AIXTRON makes very specialized and high-tech equipment for the production of other high-tech products: AIXTRON lasers are used in 3D sensing for virtual and augmented reality in modern consumer electronics or as light sources for optical data transfer in IT and telecommunications. Developments such as autonomous driving will not be possible without laser, chips and LED’s which can be made with AIXTRON equipment. Moreover AIXTRON equipment is also used to make components for the power electrics industry, think of electric vehicles, charging stations and wind turbines.
However their main driver of revenue is the production of equipment for the metalorganic chemical vapor deposition of materials (MOCVD), which is used for the production of thin films which are needed in semiconductors. Semiconductors can have greater electrical conductivity than insulators but less than normal conductors, and are mostly used as a base material for microchips and other electronic devices. This is the main reason why Frits van Hout, Executive Vice President of ASML, is a member of the supervisory board of AIXTRON SE. While ASML has been thriving and has seen an increase in growth, AIXTRON has had troubles to really take off. Their stock has been slightly volatile last year, although contained by support around a price of 7.5 and resistance at 10.5, their share price is not a steady factor.
In 2017 Aixtron spun-off its OLED division to a new daughter-company named APEVA. With OVPD technology, AIXTRON has a process that can be used to produce OLED’s.
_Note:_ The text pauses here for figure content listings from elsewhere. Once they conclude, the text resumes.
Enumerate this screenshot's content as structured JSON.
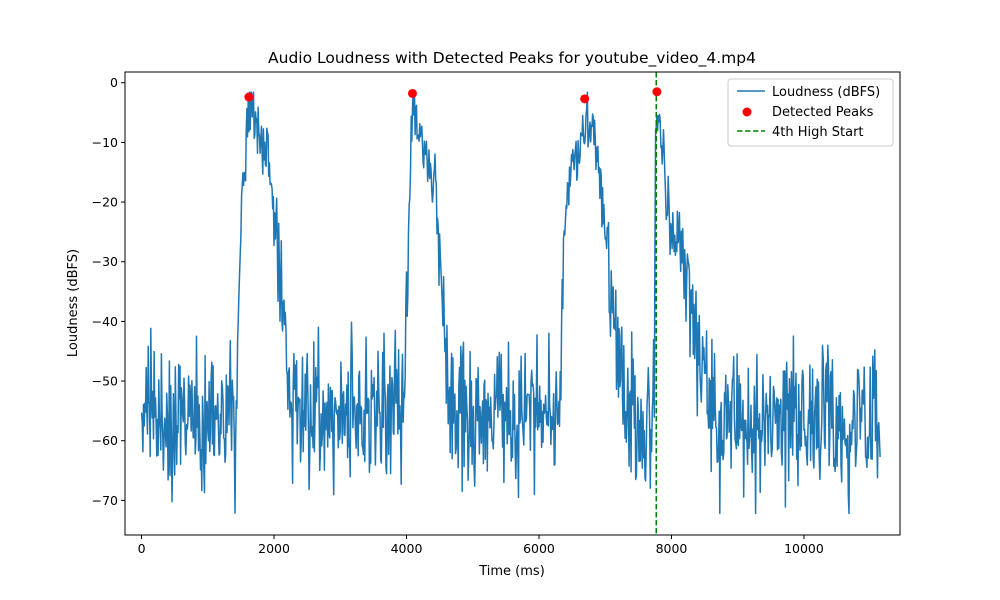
{
  "chart_data": {
    "type": "line",
    "title": "Audio Loudness with Detected Peaks for youtube_video_4.mp4",
    "xlabel": "Time (ms)",
    "ylabel": "Loudness (dBFS)",
    "xlim": [
      -250,
      11450
    ],
    "ylim": [
      -75.8,
      1.8
    ],
    "x_ticks": [
      0,
      2000,
      4000,
      6000,
      8000,
      10000
    ],
    "x_tick_labels": [
      "0",
      "2000",
      "4000",
      "6000",
      "8000",
      "10000"
    ],
    "y_ticks": [
      0,
      -10,
      -20,
      -30,
      -40,
      -50,
      -60,
      -70
    ],
    "y_tick_labels": [
      "0",
      "−10",
      "−20",
      "−30",
      "−40",
      "−50",
      "−60",
      "−70"
    ],
    "grid": false,
    "legend_position": "top-right",
    "series": [
      {
        "name": "Loudness (dBFS)",
        "kind": "line",
        "color": "#1f77b4",
        "x_range": [
          0,
          11150
        ],
        "x_step": 10,
        "envelope_x": [
          0,
          100,
          1200,
          1400,
          1440,
          1460,
          1500,
          1560,
          1600,
          1640,
          1700,
          1800,
          1900,
          2000,
          2100,
          2150,
          2200,
          2350,
          2500,
          3000,
          3500,
          3950,
          3990,
          4010,
          4050,
          4100,
          4200,
          4300,
          4400,
          4450,
          4500,
          4550,
          4600,
          4700,
          5000,
          5500,
          6000,
          6250,
          6300,
          6350,
          6400,
          6500,
          6600,
          6700,
          6800,
          6900,
          7000,
          7100,
          7200,
          7300,
          7500,
          7700,
          7740,
          7760,
          7800,
          7850,
          7900,
          8000,
          8100,
          8200,
          8300,
          8400,
          8500,
          8600,
          8700,
          9000,
          10000,
          11150
        ],
        "envelope_y": [
          -56,
          -56,
          -56,
          -56,
          -54,
          -40,
          -24,
          -17,
          -10,
          -4,
          -6,
          -10,
          -12,
          -20,
          -35,
          -42,
          -48,
          -54,
          -55,
          -55,
          -55,
          -55,
          -45,
          -30,
          -15,
          -4,
          -8,
          -13,
          -15,
          -22,
          -30,
          -38,
          -46,
          -55,
          -56,
          -55,
          -55,
          -55,
          -52,
          -38,
          -20,
          -14,
          -12,
          -7,
          -6,
          -14,
          -26,
          -37,
          -46,
          -55,
          -58,
          -60,
          -45,
          -10,
          -3,
          -8,
          -18,
          -25,
          -27,
          -30,
          -38,
          -44,
          -50,
          -57,
          -57,
          -57,
          -57,
          -57
        ],
        "noise_amplitude_db": 6,
        "reading_range": [
          -72.2,
          -1.6
        ]
      },
      {
        "name": "Detected Peaks",
        "kind": "scatter",
        "color": "#ff0000",
        "x": [
          1620,
          4090,
          6690,
          7780
        ],
        "y": [
          -2.4,
          -1.8,
          -2.7,
          -1.5
        ]
      },
      {
        "name": "4th High Start",
        "kind": "vline",
        "color": "#008000",
        "x": 7770
      }
    ],
    "legend": [
      {
        "label": "Loudness (dBFS)",
        "marker": "line",
        "color": "#1f77b4"
      },
      {
        "label": "Detected Peaks",
        "marker": "dot",
        "color": "#ff0000"
      },
      {
        "label": "4th High Start",
        "marker": "dashed",
        "color": "#008000"
      }
    ]
  }
}
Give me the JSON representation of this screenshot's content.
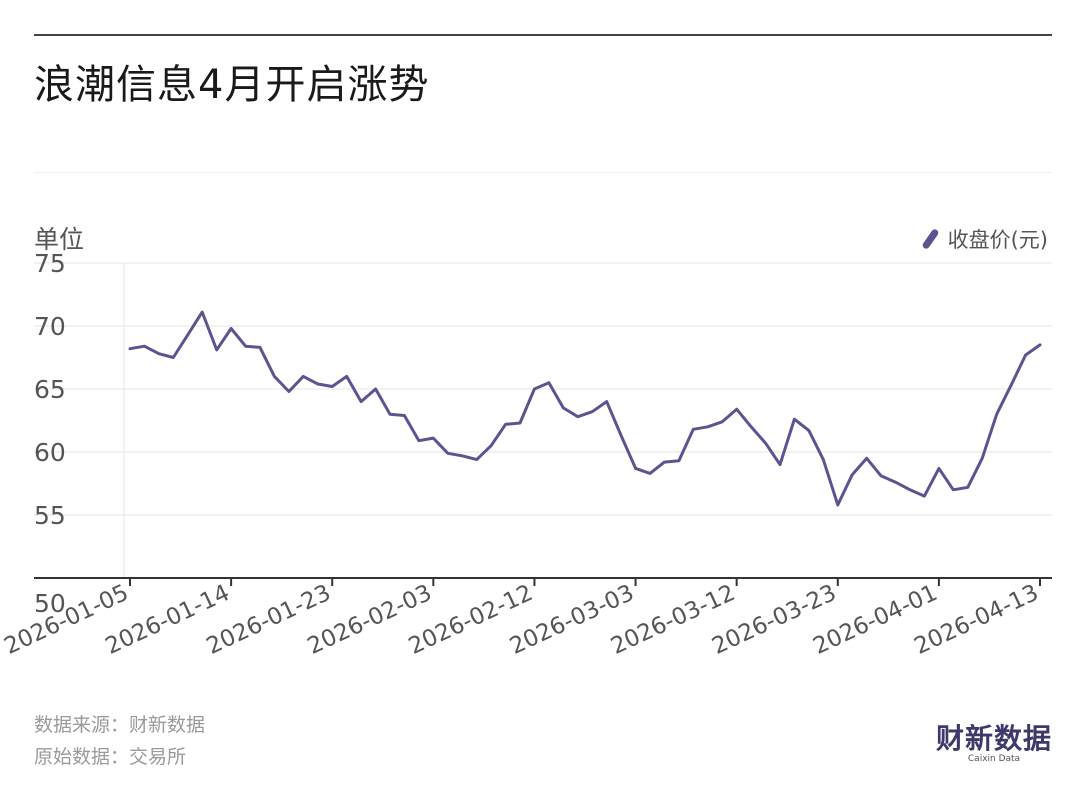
{
  "title": "浪潮信息4月开启涨势",
  "unit_label": "单位",
  "legend_label": "收盘价(元)",
  "source_line": "数据来源：财新数据",
  "raw_data_line": "原始数据：交易所",
  "logo_cn": "财新数据",
  "logo_en": "Caixin Data",
  "colors": {
    "line": "#5a5490",
    "grid": "#e6e6e6",
    "axis": "#333333"
  },
  "chart_data": {
    "type": "line",
    "title": "浪潮信息4月开启涨势",
    "ylabel": "单位",
    "ylim": [
      50,
      75
    ],
    "yticks": [
      50,
      55,
      60,
      65,
      70,
      75
    ],
    "xticks": [
      "2026-01-05",
      "2026-01-14",
      "2026-01-23",
      "2026-02-03",
      "2026-02-12",
      "2026-03-03",
      "2026-03-12",
      "2026-03-23",
      "2026-04-01",
      "2026-04-13"
    ],
    "grid": true,
    "legend_position": "top-right",
    "series": [
      {
        "name": "收盘价(元)",
        "x": [
          "2026-01-05",
          "2026-01-06",
          "2026-01-07",
          "2026-01-08",
          "2026-01-09",
          "2026-01-12",
          "2026-01-13",
          "2026-01-14",
          "2026-01-15",
          "2026-01-16",
          "2026-01-19",
          "2026-01-20",
          "2026-01-21",
          "2026-01-22",
          "2026-01-23",
          "2026-01-26",
          "2026-01-27",
          "2026-01-28",
          "2026-01-29",
          "2026-01-30",
          "2026-02-02",
          "2026-02-03",
          "2026-02-04",
          "2026-02-05",
          "2026-02-06",
          "2026-02-09",
          "2026-02-10",
          "2026-02-11",
          "2026-02-12",
          "2026-02-13",
          "2026-02-24",
          "2026-02-25",
          "2026-02-26",
          "2026-02-27",
          "2026-03-02",
          "2026-03-03",
          "2026-03-04",
          "2026-03-05",
          "2026-03-06",
          "2026-03-09",
          "2026-03-10",
          "2026-03-11",
          "2026-03-12",
          "2026-03-13",
          "2026-03-16",
          "2026-03-17",
          "2026-03-18",
          "2026-03-19",
          "2026-03-20",
          "2026-03-23",
          "2026-03-24",
          "2026-03-25",
          "2026-03-26",
          "2026-03-27",
          "2026-03-30",
          "2026-03-31",
          "2026-04-01",
          "2026-04-02",
          "2026-04-03",
          "2026-04-07",
          "2026-04-08",
          "2026-04-09",
          "2026-04-10",
          "2026-04-13"
        ],
        "values": [
          68.2,
          68.4,
          67.8,
          67.5,
          69.3,
          71.1,
          68.1,
          69.8,
          68.4,
          68.3,
          66.0,
          64.8,
          66.0,
          65.4,
          65.2,
          66.0,
          64.0,
          65.0,
          63.0,
          62.9,
          60.9,
          61.1,
          59.9,
          59.7,
          59.4,
          60.5,
          62.2,
          62.3,
          65.0,
          65.5,
          63.5,
          62.8,
          63.2,
          64.0,
          61.3,
          58.7,
          58.3,
          59.2,
          59.3,
          61.8,
          62.0,
          62.4,
          63.4,
          62.0,
          60.7,
          59.0,
          62.6,
          61.7,
          59.4,
          55.8,
          58.2,
          59.5,
          58.1,
          57.6,
          57.0,
          56.5,
          58.7,
          57.0,
          57.2,
          59.5,
          63.0,
          65.3,
          67.7,
          68.5
        ]
      }
    ]
  }
}
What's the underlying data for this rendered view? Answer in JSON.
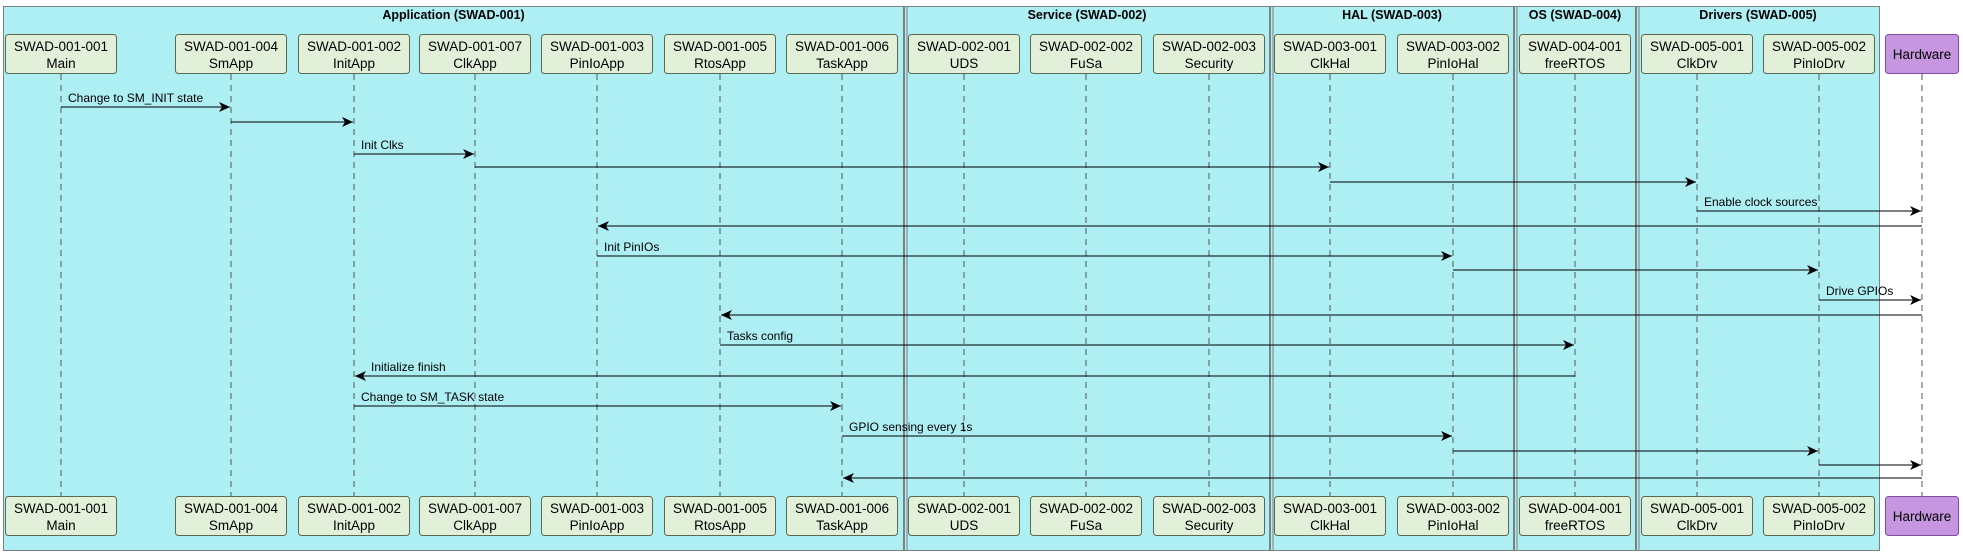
{
  "colors": {
    "box_fill": "#aeeff4",
    "box_stroke": "#7f7f7f",
    "participant_fill": "#e2f0d9",
    "participant_stroke": "#5a6a4f",
    "hardware_fill": "#c697e0",
    "hardware_stroke": "#7a4fa0",
    "line": "#000000"
  },
  "groups": [
    {
      "id": "app",
      "title": "Application (SWAD-001)",
      "members": [
        "main",
        "smapp",
        "initapp",
        "clkapp",
        "pinioapp",
        "rtosapp",
        "taskapp"
      ]
    },
    {
      "id": "svc",
      "title": "Service (SWAD-002)",
      "members": [
        "uds",
        "fusa",
        "security"
      ]
    },
    {
      "id": "hal",
      "title": "HAL (SWAD-003)",
      "members": [
        "clkhal",
        "piniohal"
      ]
    },
    {
      "id": "os",
      "title": "OS (SWAD-004)",
      "members": [
        "freertos"
      ]
    },
    {
      "id": "drv",
      "title": "Drivers (SWAD-005)",
      "members": [
        "clkdrv",
        "piniodrv"
      ]
    }
  ],
  "participants": [
    {
      "id": "main",
      "code": "SWAD-001-001",
      "name": "Main"
    },
    {
      "id": "smapp",
      "code": "SWAD-001-004",
      "name": "SmApp"
    },
    {
      "id": "initapp",
      "code": "SWAD-001-002",
      "name": "InitApp"
    },
    {
      "id": "clkapp",
      "code": "SWAD-001-007",
      "name": "ClkApp"
    },
    {
      "id": "pinioapp",
      "code": "SWAD-001-003",
      "name": "PinIoApp"
    },
    {
      "id": "rtosapp",
      "code": "SWAD-001-005",
      "name": "RtosApp"
    },
    {
      "id": "taskapp",
      "code": "SWAD-001-006",
      "name": "TaskApp"
    },
    {
      "id": "uds",
      "code": "SWAD-002-001",
      "name": "UDS"
    },
    {
      "id": "fusa",
      "code": "SWAD-002-002",
      "name": "FuSa"
    },
    {
      "id": "security",
      "code": "SWAD-002-003",
      "name": "Security"
    },
    {
      "id": "clkhal",
      "code": "SWAD-003-001",
      "name": "ClkHal"
    },
    {
      "id": "piniohal",
      "code": "SWAD-003-002",
      "name": "PinIoHal"
    },
    {
      "id": "freertos",
      "code": "SWAD-004-001",
      "name": "freeRTOS"
    },
    {
      "id": "clkdrv",
      "code": "SWAD-005-001",
      "name": "ClkDrv"
    },
    {
      "id": "piniodrv",
      "code": "SWAD-005-002",
      "name": "PinIoDrv"
    },
    {
      "id": "hardware",
      "code": "",
      "name": "Hardware"
    }
  ],
  "messages": [
    {
      "from": "main",
      "to": "smapp",
      "label": "Change to SM_INIT state"
    },
    {
      "from": "smapp",
      "to": "initapp",
      "label": ""
    },
    {
      "from": "initapp",
      "to": "clkapp",
      "label": "Init Clks"
    },
    {
      "from": "clkapp",
      "to": "clkhal",
      "label": ""
    },
    {
      "from": "clkhal",
      "to": "clkdrv",
      "label": ""
    },
    {
      "from": "clkdrv",
      "to": "hardware",
      "label": "Enable clock sources"
    },
    {
      "from": "hardware",
      "to": "pinioapp",
      "label": ""
    },
    {
      "from": "pinioapp",
      "to": "piniohal",
      "label": "Init PinIOs"
    },
    {
      "from": "piniohal",
      "to": "piniodrv",
      "label": ""
    },
    {
      "from": "piniodrv",
      "to": "hardware",
      "label": "Drive GPIOs"
    },
    {
      "from": "hardware",
      "to": "rtosapp",
      "label": ""
    },
    {
      "from": "rtosapp",
      "to": "freertos",
      "label": "Tasks config"
    },
    {
      "from": "freertos",
      "to": "initapp",
      "label": "Initialize finish"
    },
    {
      "from": "initapp",
      "to": "taskapp",
      "label": "Change to SM_TASK state"
    },
    {
      "from": "taskapp",
      "to": "piniohal",
      "label": "GPIO sensing every 1s"
    },
    {
      "from": "piniohal",
      "to": "piniodrv",
      "label": ""
    },
    {
      "from": "piniodrv",
      "to": "hardware",
      "label": ""
    },
    {
      "from": "hardware",
      "to": "taskapp",
      "label": ""
    }
  ]
}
The OLED-market is emerging and is being boosted by multi-billion dollar players such as LG and Samsung. The display division of Samsung will invest $11 billion in QD-OLED facilities, to drastically reduce OLED panel production costs. This will offer a great opportunity for AIXTRON to gain even more market share in particularly Asia. With 70% of their revenue coming from Asia in the first nine months of 2019 (see figure 1), AIXTRON saw their European and American revenue drop drastically and seems particularly vulnerable for troubles in Asia. The Golden Investor is timorous on investing in Asia-dependent companies; where the financial crisis was partly resolved by an increase in orders from emerging markets in (South-Eastern) Asia. Now for the first time ever Asians take on significantly more debt, in emerging markets too. With increasing global trade uncertainty this could be a possible Achilles-heel for companies like AIXTRON.
With the trade war still not resolved the global economy and especially the Chinese economy has shown signs of slight weakness. And since China is the main driver of the world economy, this trade war can hurt the growth of new innovative technologies and thus hurt AIXTRON. However AIXTRON has good fundamentals to overcome possible setbacks. With a good cash position and a relatively low debt level AIXTRON stock seems a safe investment. N.B. AIXTRON is not known for paying dividends over their stock. While there finally seems to be a Phase I deal in the making The Golden Investor remains skeptical on further deals and with most tariffs still not off the table the manufacturing industry will need to take possible setbacks into account. Lets hope for the best in the upcoming elections, for now AIXTRON can be a good diversification for every portfolio with their future-proof and R&D-intense technologies.
Disclaimer: The writer of this article does not own AIXTRON SE (ETR:AIXA) stock, this article should not be interpreted as investment advice or anything like that.